2021 book by Michael Shellenberger

San Fransicko: Why Progressives Ruin Cities is a 2021 book by Michael Shellenberger. The book discusses homelessness and crime. The title is a pun on San Francisco, a city in California, U.S.

== Reception ==
Benjamin Schneider, writing in the San Francisco Examiner, described the book's thesis as "[P]rogressives have embraced 'victimology,' a belief system wherein society’s downtrodden are subject to no rules or consequences for their actions. This ideology, cultivated in cities like San Francisco for decades and widely adopted over the past two years, is the key to understanding, and thus solving, our crises of homelessness, drug overdoses and crime."
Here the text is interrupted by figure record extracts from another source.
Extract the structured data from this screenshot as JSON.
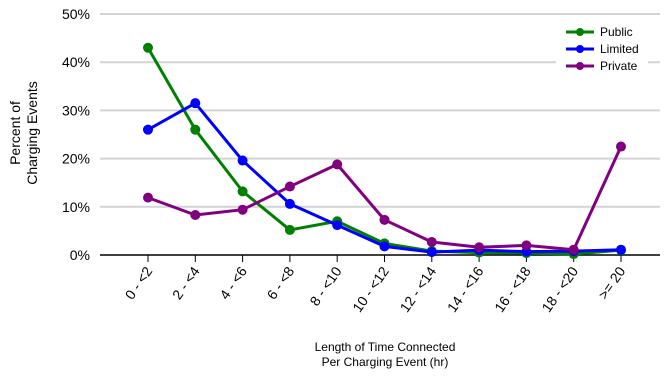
{
  "chart_data": {
    "type": "line",
    "categories": [
      "0 - <2",
      "2 - <4",
      "4 - <6",
      "6 - <8",
      "8 - <10",
      "10 - <12",
      "12 - <14",
      "14 - <16",
      "16 - <18",
      "18 - <20",
      ">= 20"
    ],
    "series": [
      {
        "name": "Public",
        "color": "#008000",
        "values": [
          43.0,
          26.0,
          13.2,
          5.2,
          7.0,
          2.4,
          0.8,
          0.5,
          0.4,
          0.2,
          1.0
        ]
      },
      {
        "name": "Limited",
        "color": "#0000ff",
        "values": [
          26.0,
          31.5,
          19.6,
          10.6,
          6.2,
          1.8,
          0.6,
          1.0,
          0.7,
          0.8,
          1.1
        ]
      },
      {
        "name": "Private",
        "color": "#800080",
        "values": [
          11.9,
          8.3,
          9.4,
          14.2,
          18.8,
          7.3,
          2.7,
          1.6,
          2.0,
          1.1,
          22.5
        ]
      }
    ],
    "ylim": [
      0,
      50
    ],
    "yticks": [
      "0%",
      "10%",
      "20%",
      "30%",
      "40%",
      "50%"
    ],
    "ylabel": [
      "Percent of",
      "Charging Events"
    ],
    "xlabel": [
      "Length of Time Connected",
      "Per Charging Event (hr)"
    ],
    "grid": true,
    "legend_position": "top-right"
  }
}
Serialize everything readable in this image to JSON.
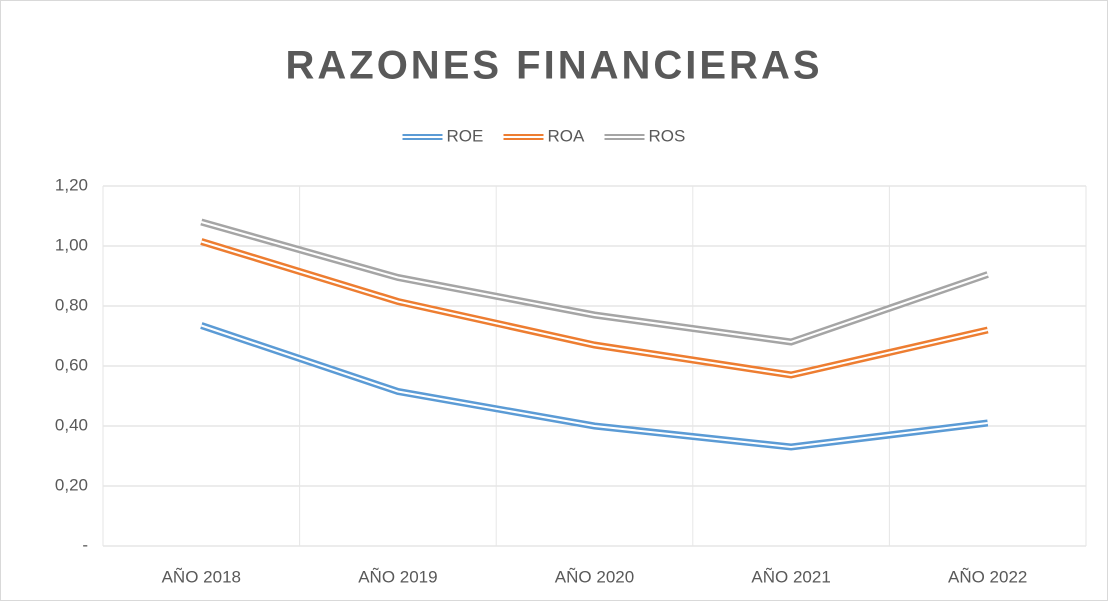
{
  "chart_data": {
    "type": "line",
    "title": "RAZONES FINANCIERAS",
    "categories": [
      "AÑO 2018",
      "AÑO 2019",
      "AÑO 2020",
      "AÑO 2021",
      "AÑO 2022"
    ],
    "series": [
      {
        "name": "ROE",
        "color": "#5b9bd5",
        "values": [
          0.735,
          0.515,
          0.4,
          0.33,
          0.41
        ]
      },
      {
        "name": "ROA",
        "color": "#ed7d31",
        "values": [
          1.015,
          0.815,
          0.67,
          0.57,
          0.72
        ]
      },
      {
        "name": "ROS",
        "color": "#a5a5a5",
        "values": [
          1.08,
          0.895,
          0.77,
          0.68,
          0.905
        ]
      }
    ],
    "ylim": [
      0,
      1.2
    ],
    "yticks": [
      {
        "value": 0,
        "label": "-"
      },
      {
        "value": 0.2,
        "label": "0,20"
      },
      {
        "value": 0.4,
        "label": "0,40"
      },
      {
        "value": 0.6,
        "label": "0,60"
      },
      {
        "value": 0.8,
        "label": "0,80"
      },
      {
        "value": 1.0,
        "label": "1,00"
      },
      {
        "value": 1.2,
        "label": "1,20"
      }
    ],
    "grid": true,
    "legend": "top"
  }
}
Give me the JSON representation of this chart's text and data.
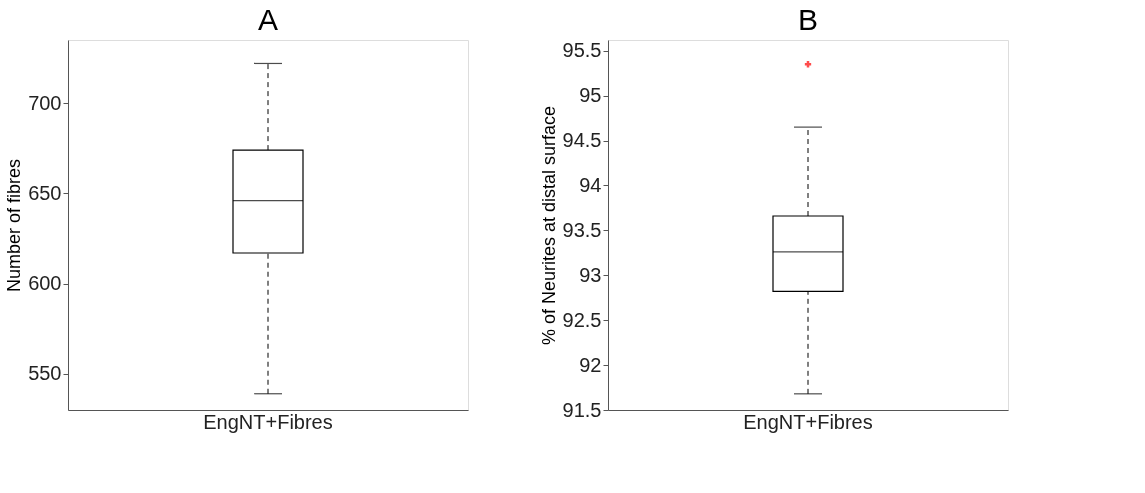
{
  "chart_data": [
    {
      "type": "box",
      "title": "A",
      "ylabel": "Number of fibres",
      "categories": [
        "EngNT+Fibres"
      ],
      "ylim": [
        530,
        735
      ],
      "yticks": [
        550,
        600,
        650,
        700
      ],
      "grid": false,
      "boxes": [
        {
          "low": 539,
          "q1": 617,
          "median": 646,
          "q3": 674,
          "high": 722
        }
      ]
    },
    {
      "type": "box",
      "title": "B",
      "ylabel": "% of Neurites at distal surface",
      "categories": [
        "EngNT+Fibres"
      ],
      "ylim": [
        91.5,
        95.62
      ],
      "yticks": [
        91.5,
        92,
        92.5,
        93,
        93.5,
        94,
        94.5,
        95,
        95.5
      ],
      "grid": false,
      "boxes": [
        {
          "low": 91.68,
          "q1": 92.82,
          "median": 93.26,
          "q3": 93.66,
          "high": 94.65,
          "outliers": [
            95.35
          ]
        }
      ]
    }
  ]
}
Several reviewers have criticized Shellenberger's views on the causes of homelessness and raised issues with where the book casts blame. Wes Enzinna, writing in The New York Times, charged that Shellenberger "does exactly what he accuses his left-wing enemies of doing: ignoring facts, best practices and complicated and heterodox approaches in favor of dogma." Olga Khazan, writing in The Atlantic, said that "The problem—or opportunity—for Shellenberger is that virtually every homelessness expert disagrees with him. ('Like an internet troll that's written a book' is how Jennifer Friedenbach, the executive director of San Francisco's Coalition on Homelessness, described him to me.)". Tim Stanley, writing in The Daily Telegraph, described it as a "revelatory, must-read book", but added "There is much in the argument for liberal readers to contest."

Otto Lehto, writing for the Austrian Economics Center, criticized the book as "much better at pointing a finger at the problem than offering workable alternative solutions", and the proposed solutions in the book as "unimaginative and embarrassing cavalcade of old conservative cliches and tropes".